Regularization — a solution to overfitting

Yogesh Khurana
Yogesh Khurana’s Blogs
4 min readDec 20, 2019

Fed up with Model Over-fitting? Regularization comes to the rescue…

When you are working on data to prepare a model, you must be working with variety of features/variables. Some variables may be providing most of the information, at the same time some variables may be irrelevant to the model.

These irrelevant variables create noise in the model. Noise means some irrelevant information or randomness in the data. Here, you must know about the concept of Bias and variance. If your model fits the training data so well that it negatively impacts the performance of the model, it means you have low bias for the training data and that will result to high variance for the new data. This problem is called Over-fitting. So, we can say that over-fitting occurs when your model learns the noise from the data.

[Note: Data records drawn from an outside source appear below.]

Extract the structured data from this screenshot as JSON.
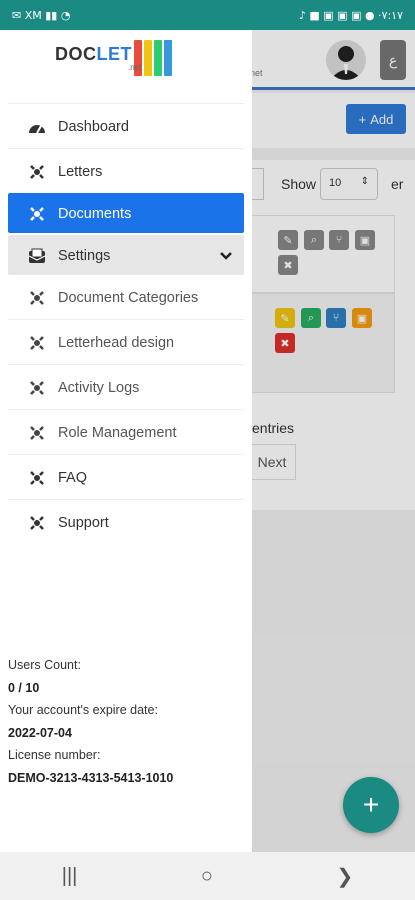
{
  "status_bar": {
    "left_text": "✉ XM ▮▮ ◔",
    "right_text": "♪ ■ ▣ ▣ ▣ ● ·٧:١٧"
  },
  "background_app": {
    "header_fragment": "net",
    "add_button": "Add",
    "show_label": "Show",
    "show_value": "10",
    "show_after": "er",
    "entries_text": "entries",
    "next_button": "Next",
    "lang_button": "ع"
  },
  "brand": {
    "doc": "DOC",
    "let": "LET",
    "net": ".net",
    "folder_colors": [
      "#e74c3c",
      "#f1c40f",
      "#2ecc71",
      "#3498db"
    ]
  },
  "menu": [
    {
      "label": "Dashboard",
      "icon": "dashboard-icon"
    },
    {
      "label": "Letters",
      "icon": "letters-icon"
    },
    {
      "label": "Documents",
      "icon": "documents-icon",
      "active": true
    },
    {
      "label": "Settings",
      "icon": "settings-icon",
      "expandable": true
    },
    {
      "label": "Document Categories",
      "icon": "categories-icon"
    },
    {
      "label": "Letterhead design",
      "icon": "letterhead-icon"
    },
    {
      "label": "Activity Logs",
      "icon": "activity-logs-icon"
    },
    {
      "label": "Role Management",
      "icon": "role-icon"
    },
    {
      "label": "FAQ",
      "icon": "faq-icon"
    },
    {
      "label": "Support",
      "icon": "support-icon"
    }
  ],
  "footer": {
    "users_count_label": "Users Count:",
    "users_count_value": "0 / 10",
    "expire_label": "Your account's expire date:",
    "expire_value": "2022-07-04",
    "license_label": "License number:",
    "license_value": "DEMO-3213-4313-5413-1010"
  },
  "fab_symbol": "+",
  "nav_bar": {
    "recent": "|||",
    "home": "○",
    "back": "❯"
  },
  "colors": {
    "accent_teal": "#1a8a83",
    "active_blue": "#1a73e8",
    "action_yellow": "#f1c40f",
    "action_green": "#27ae60",
    "action_blue": "#2f80c0",
    "action_orange": "#f39c12",
    "action_red": "#e0302b"
  }
}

Regularization is used to solve the over-fitting problems of machine learning models. A model does not give more weight to a particular feature. The weights are evenly distributed. This can be achieved by doing regularization. Regularization adds a penalty to different parameters of the model to make it more generalized to the new data.

2 types of Regularization:

  • Lasso Regression (L1 regularization)
  • Ridge Regression (L2 regularization)

Ridge regression is a technique of regularization which adds penalty to the error function or cost function. In case of regression, the cost function is Sum of squared residuals. Ridge regression adds “squared magnitude” of coefficient as penalty term to the loss function.

Ridge regression tries to bring a new line that does not fit the training so well as compared to Least squared line. It tries to increase the bias with the training data and reduces the variance when trying to predict the new data. In other words, by slightly compromising with a training data fit, Ridge regression provides a better long term results.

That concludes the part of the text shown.